From the narrow street they had emerged into the marketplace. The last of the sunlight still touched the sculptured spire of the temple, the little pink gazebos on the roof of the town hall; but here in the square there was premonition of twilight and under the great banyan tree it was already night. On the stalls between its pillars and hanging ropes the market women had turned on their lights. In the leafy darkness there were islands of form and color, and from hardly visible nonentity brown-skinned figures stepped for a moment into brilliant exis tence, then back again into nothingness. The spaces between the tall buildings echoed with a confusion of English and Palanese, of talk and laughter, of street cries and whistled tunes, of dogs barking, parrots screaming. Perched on one of the pink gazebos, a pair of mynah birds called indefatigably for attention and compassion. From an open-air kitchen at the center of the square rose the appetizing smell of food on the fire. Onions, peppers, turmeric, fish frying, cakes baking, rice on the boil-and through these good gross odors, like a reminder from the Other Shore, drifted the perfume, thin and sweet and ethereally pure, of the many-colored garlands on sale beside the fountain.

Twilight deepened and suddenly, from high overhead, the arc lamps were turned on. Bright and burnished against the rosy copper of oiled skin, the women's necklaces and rings and bracelets came alive with glittering reflections. Seen in the downward striking light, every contour became more dramatic, every form seemed to be more substantial, more solidly there. In eye sockets, under nose and chin the shadows deepened. Modeled by light and darkness young breasts grew fuller and the faces of the old were more emphatically lined and hollowed.

Hand in hand they made their way through the crowd.

A middle-aged woman greeted Mary Sarojini, then turned to Will. "Are you that man from the Outside?" she asked.

"Almost infinitely from the outside," he assured her.

She looked at him for a moment in silence, then smiled encouragingly and patted his cheek.

"We're all very sorry for you," she said.

They moved on, and now they were standing on the fringes of a group assembled at the foot of the temple steps to listen to a young man who was playing a long-necked, lute-like instrument and singing in Palanese. Rapid declamation alternated with long-drawn, almost birdlike melismata on a single vowel sound, and then a cheerful and strongly accented tune that ended in a shout. A roar of laugher went up from the crowd. A few more bars, another line or two of recitative, and the singer struck his final chord. There was applause and more laughter and a chorus of incomprehensible commentary.

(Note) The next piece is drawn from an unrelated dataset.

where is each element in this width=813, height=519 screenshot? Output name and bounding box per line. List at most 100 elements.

"What's it all about?" Will asked.

"It's about girls and boys sleeping together," Mary Sarojini answered.

"Oh-I see." He felt a pang of guilty embarrassment; but, looking down into the child's untroubled face, he could see that his concern was uncalled for. It was evident that boys and girls sleeping together were as completely to be taken for granted as going to school or eating three meals a day-or dying.

"And the part that made them laugh," Mary Sarojini went on, "was where he said the Future Buddha won't have to leave home and sit under the Bodhi Tree. He'll have his Enlightenment while he's in bed with the princess."

"Do you think that's a good idea?" Will asked.

She nodded emphatically. "It would mean that the princess would be enlightened too."

"You're perfectly right," said Will. "Being a man, I hadn't thought of the princess."

The lute player plucked a queer unfamiliar progression of chords, followed them with a ripple of arpeggios and began to sing, this time in English.

"Everyone talks of sex; take none of them seriously- Not whore nor hermit, neither Paul nor Freud.

Love-and your lips, her breasts will change mysteriously Into Themselves, the Suchness and the Void."

The door of the temple swung open. A smell of incense min gled with the ambient onions and fried fish. An old woman emerged and very cautiously lowered her unsteady weight from stair to stair.